Nutritional Information:
Per Serving (1 mushroom with toppings, assuming 4 servings total):
- Calories: Approximately 250
- Total Fat: 12g
- Saturated Fat: 2g
- Cholesterol: 0mg
- Sodium: 400mg
- Total Carbohydrates: 28g
- Dietary Fiber: 6g
- Sugars: 6g
- Protein: 8g
SmartPoints:
- Weight Watchers SmartPoints: Approximately 6 SmartPoints per serving (based on current WW guidelines)
Useful Tips:
- Selecting Mushrooms: Choose portobello mushrooms that are firm and have a deep, dark color. Avoid mushrooms that are slimy or have dry patches.
- Texture Variation: For creamier mashed potatoes, use a potato ricer or food mill instead of a masher. This will result in a smoother texture.
- Adding Flavor: To enhance the flavor of the mashed potatoes, consider adding a pinch of smoked paprika or a dash of nutmeg.
- Make Ahead: You can prepare the mashed potatoes and sautéed spinach a day in advance. Store them separately in the refrigerator and reheat before assembling the dish.

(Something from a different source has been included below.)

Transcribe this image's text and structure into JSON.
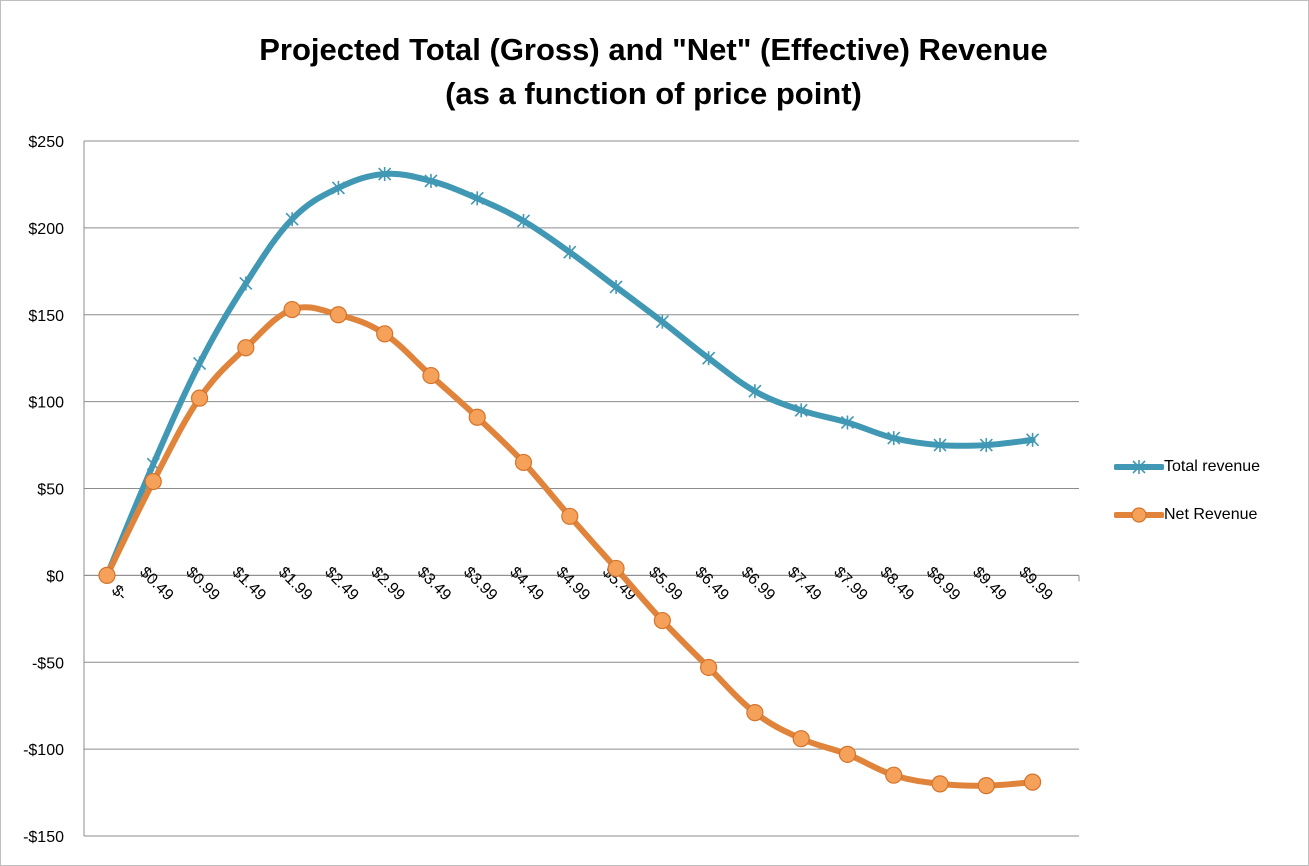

- Vegan Parmesan: For an extra touch of cheesy flavor without adding too many SmartPoints, use a sprinkle of vegan parmesan cheese.
Conclusion:
Our Vegan Portobello Mushrooms Topped with Mashed Potatoes and Spinach is a wholesome and satisfying dish that brings together classic flavors in a health-conscious format. The umami of the portobello mushrooms pairs perfectly with the creamy mashed potatoes and the vibrant spinach, creating a balanced and flavorful meal. Ideal for those following a vegan diet or simply seeking a nutritious, low SmartPoints option, this recipe showcases how plant-based ingredients can come together to create a dish that’s both comforting and elegant. Enjoy the harmony of textures and flavors in every bite, and feel good about serving a meal that aligns with your health and dietary goals.